谷亮子参議院議員の柔道引退発表が
東京新聞の一面に写真入りで報道された。他にスポーツ面や社会面にも関連の大きな記事が掲載されているのはニュース性が大きいとの判断なのか。過去に金メダルを取った人への配慮なのだろうか。なんだか違和感を拭えない。
そもそも夏の参議院選挙に立候補する際にこの方は「議員でも金」と発言して物議を醸した。議員の仕事を軽んじているのではないか、というのがその物議の主旨だったと記憶するが、柔道の競技者にとってもそれは失礼な発言だろう。片手間でオリンピックに出場できるかのような、しかもメダルも当然取れるような物言いをされては、柔道一本で生きている人──しかも、自分もその一員であったはずの──への配慮があまりにもなさ過ぎた。

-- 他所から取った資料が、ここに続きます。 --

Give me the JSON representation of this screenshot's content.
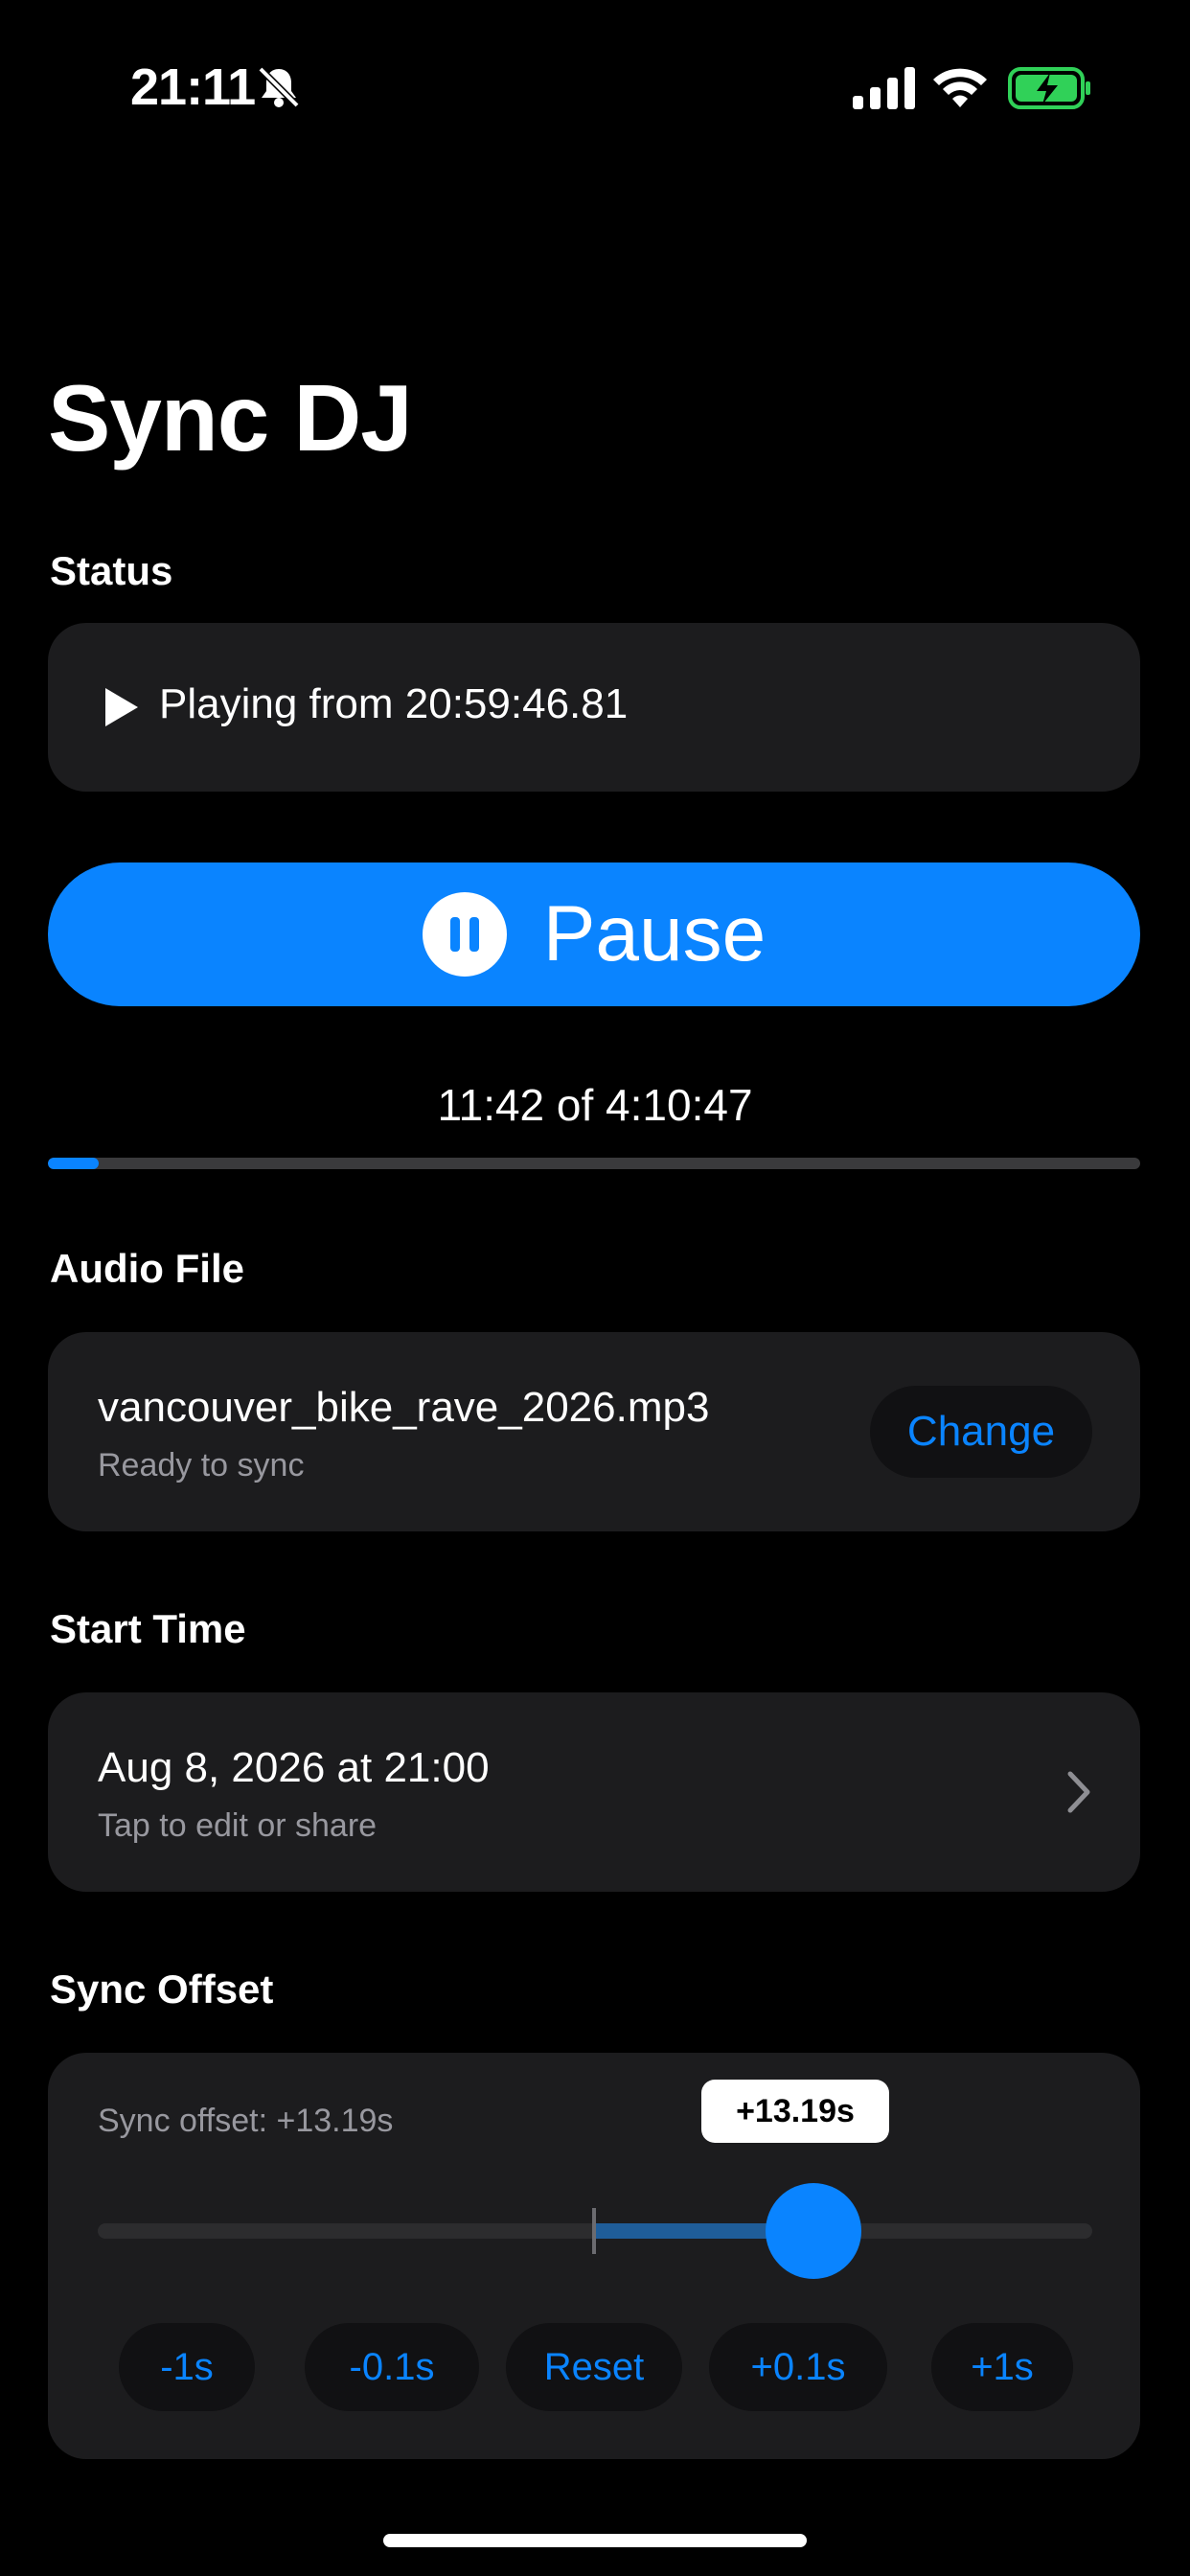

逆に、「議員を辞任して選手活動に専念する」という会見ならよほどニュース価値があるのではないか。よくぞそこまで柔道に専心したと拍手し、次のオリンピックではテレビの前に釘付けになっていたかもしれない。そしてメダルが取れてもとれなくても、その後に「議員を辞めてまで挑戦して悔いはありません」と会見する方がよほど彼女のイメージを生かすに違いない。

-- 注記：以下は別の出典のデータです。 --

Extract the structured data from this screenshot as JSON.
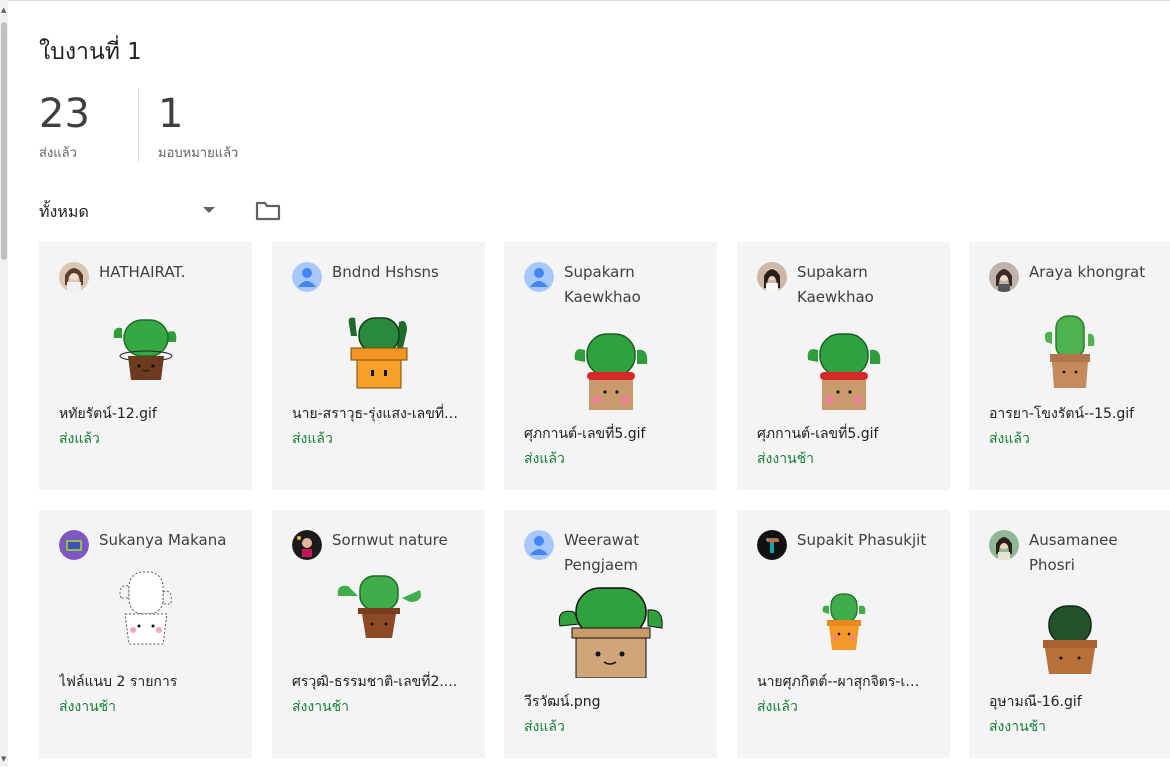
{
  "assignment": {
    "title": "ใบงานที่ 1"
  },
  "stats": [
    {
      "num": "23",
      "label": "ส่งแล้ว"
    },
    {
      "num": "1",
      "label": "มอบหมายแล้ว"
    }
  ],
  "filter": {
    "selected": "ทั้งหมด"
  },
  "icons": {
    "folder": "folder-icon",
    "dropdown": "arrow-drop-down-icon"
  },
  "colors": {
    "status_green": "#188038",
    "card_bg": "#f4f4f4",
    "default_avatar": "#a8c7fa"
  },
  "cards": [
    {
      "name": "HATHAIRAT.",
      "file": "หทัยรัตน์-12.gif",
      "status": "ส่งแล้ว"
    },
    {
      "name": "Bndnd Hshsns",
      "file": "นาย-สราวุธ-รุ่งแสง-เลขที่…",
      "status": "ส่งแล้ว"
    },
    {
      "name": "Supakarn Kaewkhao",
      "file": "ศุภกานต์-เลขที่5.gif",
      "status": "ส่งแล้ว"
    },
    {
      "name": "Supakarn Kaewkhao",
      "file": "ศุภกานต์-เลขที่5.gif",
      "status": "ส่งงานช้า"
    },
    {
      "name": "Araya khongrat",
      "file": "อารยา-โขงรัตน์--15.gif",
      "status": "ส่งแล้ว"
    },
    {
      "name": "Sukanya Makana",
      "file": "ไฟล์แนบ 2 รายการ",
      "status": "ส่งงานช้า"
    },
    {
      "name": "Sornwut nature",
      "file": "ศรวุฒิ-ธรรมชาติ-เลขที่2....",
      "status": "ส่งงานช้า"
    },
    {
      "name": "Weerawat Pengjaem",
      "file": "วีรวัฒน์.png",
      "status": "ส่งแล้ว"
    },
    {
      "name": "Supakit Phasukjit",
      "file": "นายศุภกิตต์--ผาสุกจิตร-เ…",
      "status": "ส่งแล้ว"
    },
    {
      "name": "Ausamanee Phosri",
      "file": "อุษามณี-16.gif",
      "status": "ส่งงานช้า"
    }
  ]
}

今日は川崎中学校の文化祭の一部門である合唱コンクールを見てきた。特に3年生の歌声に教師も下級生たちも観衆も皆感動した。会場となったサンピアンかわさきのホールが一瞬どよめいた。
彼らの歌声はもちろん積み重ねた練習の成果だ。だが、恐らくは熟慮などしていまい。今この瞬間に何をするのか、何をしたいのかは、一瞬の燦めきの中にある。体が、心が突き動かされる方向へと、力は発揮されるのだ。それがその場のすべての人を感動させるのだ。
「健全な精神は健全な肉体に」という。だがかのメダリストよりはこの子たちの方にこそ健全な精神はあった。その一瞬だけかもしれないが。